The current pandemic represents an extraordinary growth opportunity for Hardbacon. While financial institutions must find new digital acquisition channels to overcome traditional channels, Hardbacon can refer customers to them. 

For example, we launched our comparison tools last October and already have referral agreements with the main Canadian chartered banks. What’s more, our web traffic has reached 100,000 page views per month, and we now have 25,000 registered users on the mobile app. 

What’s more, the current economic uncertainty is spurring a growing number of Canadians to take an interest in their personal finances, and consequently, to download applications that can help them like the one from Hardbacon, as well as to shop for their financial products on websites or applications like Hardbacon. 

Reaching out for additional funding in the capital markets will allow us to take advantage of this window of opportunity. In addition, the market for initial public offerings in Canada is very favourable at the moment, and we want to take advantage of the circumstances to make our IPO. 

Growth through acquisitions

Although I’m addressing this thirdly, it is in fact the most determining factor in our decision to prepare for an initial public offering. In fact, our business plan in Canada is to consolidate the client referral market in the financial services industry. To achieve this vision, we will of course invest in Hardbacon’s organic growth, which stands out from its competitors thanks to our application that enables us to direct our customers to products that meet their needs, since our users enter a lot of financial information in Hardbacon. Through our app, not only do we present more relevant products to our users, but we also build loyalty among our users, so that the next time they’re looking for a financial product, there’s a good chance that they will search directly on Hardbacon rather than searching on Google. 
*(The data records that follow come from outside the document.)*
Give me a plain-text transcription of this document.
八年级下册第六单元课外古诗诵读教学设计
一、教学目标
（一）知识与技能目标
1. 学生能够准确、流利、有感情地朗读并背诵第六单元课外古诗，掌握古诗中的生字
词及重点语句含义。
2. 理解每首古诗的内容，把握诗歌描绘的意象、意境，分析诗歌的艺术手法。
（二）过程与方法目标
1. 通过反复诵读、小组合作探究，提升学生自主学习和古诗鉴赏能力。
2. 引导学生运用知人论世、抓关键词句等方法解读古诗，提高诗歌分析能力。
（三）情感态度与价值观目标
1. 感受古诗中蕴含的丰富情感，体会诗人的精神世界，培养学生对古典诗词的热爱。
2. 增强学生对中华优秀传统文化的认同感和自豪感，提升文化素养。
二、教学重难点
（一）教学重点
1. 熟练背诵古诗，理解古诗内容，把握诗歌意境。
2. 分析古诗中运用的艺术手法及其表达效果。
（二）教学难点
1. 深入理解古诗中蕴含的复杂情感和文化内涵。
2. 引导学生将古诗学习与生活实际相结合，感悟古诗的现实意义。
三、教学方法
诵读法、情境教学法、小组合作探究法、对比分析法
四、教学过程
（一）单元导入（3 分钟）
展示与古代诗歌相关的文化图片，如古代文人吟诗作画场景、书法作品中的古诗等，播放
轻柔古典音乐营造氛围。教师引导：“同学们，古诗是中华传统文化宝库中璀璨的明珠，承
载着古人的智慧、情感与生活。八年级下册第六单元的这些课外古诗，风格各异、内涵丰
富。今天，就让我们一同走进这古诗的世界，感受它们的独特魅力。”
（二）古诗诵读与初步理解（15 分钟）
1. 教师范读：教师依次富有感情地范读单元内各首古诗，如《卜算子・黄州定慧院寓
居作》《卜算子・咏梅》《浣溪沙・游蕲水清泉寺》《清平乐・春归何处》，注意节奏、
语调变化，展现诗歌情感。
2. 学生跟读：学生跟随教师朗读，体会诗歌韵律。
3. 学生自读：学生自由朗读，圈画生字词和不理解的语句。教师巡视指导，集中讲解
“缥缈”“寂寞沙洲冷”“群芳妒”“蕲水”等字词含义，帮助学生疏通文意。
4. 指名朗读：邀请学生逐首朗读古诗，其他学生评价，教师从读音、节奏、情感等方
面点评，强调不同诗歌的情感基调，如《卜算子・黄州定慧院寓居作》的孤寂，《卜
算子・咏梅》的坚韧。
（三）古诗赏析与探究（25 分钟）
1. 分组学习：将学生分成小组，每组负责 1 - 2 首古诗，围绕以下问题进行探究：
The other way to grow is of course to make acquisitions in our sector. We aim to acquire blogs and online media in the personal finance niche, so as to accelerate our growth. We have identified 44 potential acquisition targets in Canada so far. This growth through strategic acquisitions should increase Hardbacon’s valuation. 

Without going into detail, we will create value by converting a percentage of the traffic of these online media into users, which have a higher lifetime value than a simple visitor. Of course, we’ll also create value thanks to the economies of scale made possible by grouping several assets under the same corporate roof. 

As a publicly-traded company, we will have a competitive advantage over our Canadian competitors in acquisitions. As a listed company, we will be able to finance our acquisitions by issuing shares. However, online media generally have very low valuation multiples; on the stock market, we’re talking about 1x the revenue. For a fintech, we are talking about at least 15x the revenue, if not more. Making acquisitions by issuing shares would thus generate a lot of value for our shareholders, while accelerating our growth.

 

The next steps

Although we’ve already put in place a solid plan to go public, there are still several important steps to take. In particular, we will have to choose a broker to lead our IPO, publish a prospectus on SEDAR, introduce ourselves to many institutional investors and, ultimately, ring the opening bell of the exchange, which should be the Canadian Securities Exchange (CSE) or the TSX Venture Exchange (TSXV)

This is a complex process, but I’m confident I assembled the right team to make it happen. 

Our IPO, moreover, will only be the beginning of a new chapter in Hardbacon’s young history. I can’t wait to tell you about the next chapters. 

However, I would like to inform you of the pitfalls that can arise with any IPO. Nothing is guaranteed and we have no way of knowing if we’ll be able to raise the necessary capital. 

Julien started Hardbacon to help Canadians make better investment decisions. He’s raised more than three million dollars and signed strategic partnerships with financial institutions across the country. Before starting Hardbacon, Julien shared his passion for personal finance and the stock market while working as a business journalist for Les Affaires. He passed the Canadian Securities Course (CSC), and, over the years, collaborated with various media including CBC, LCN and Urbania.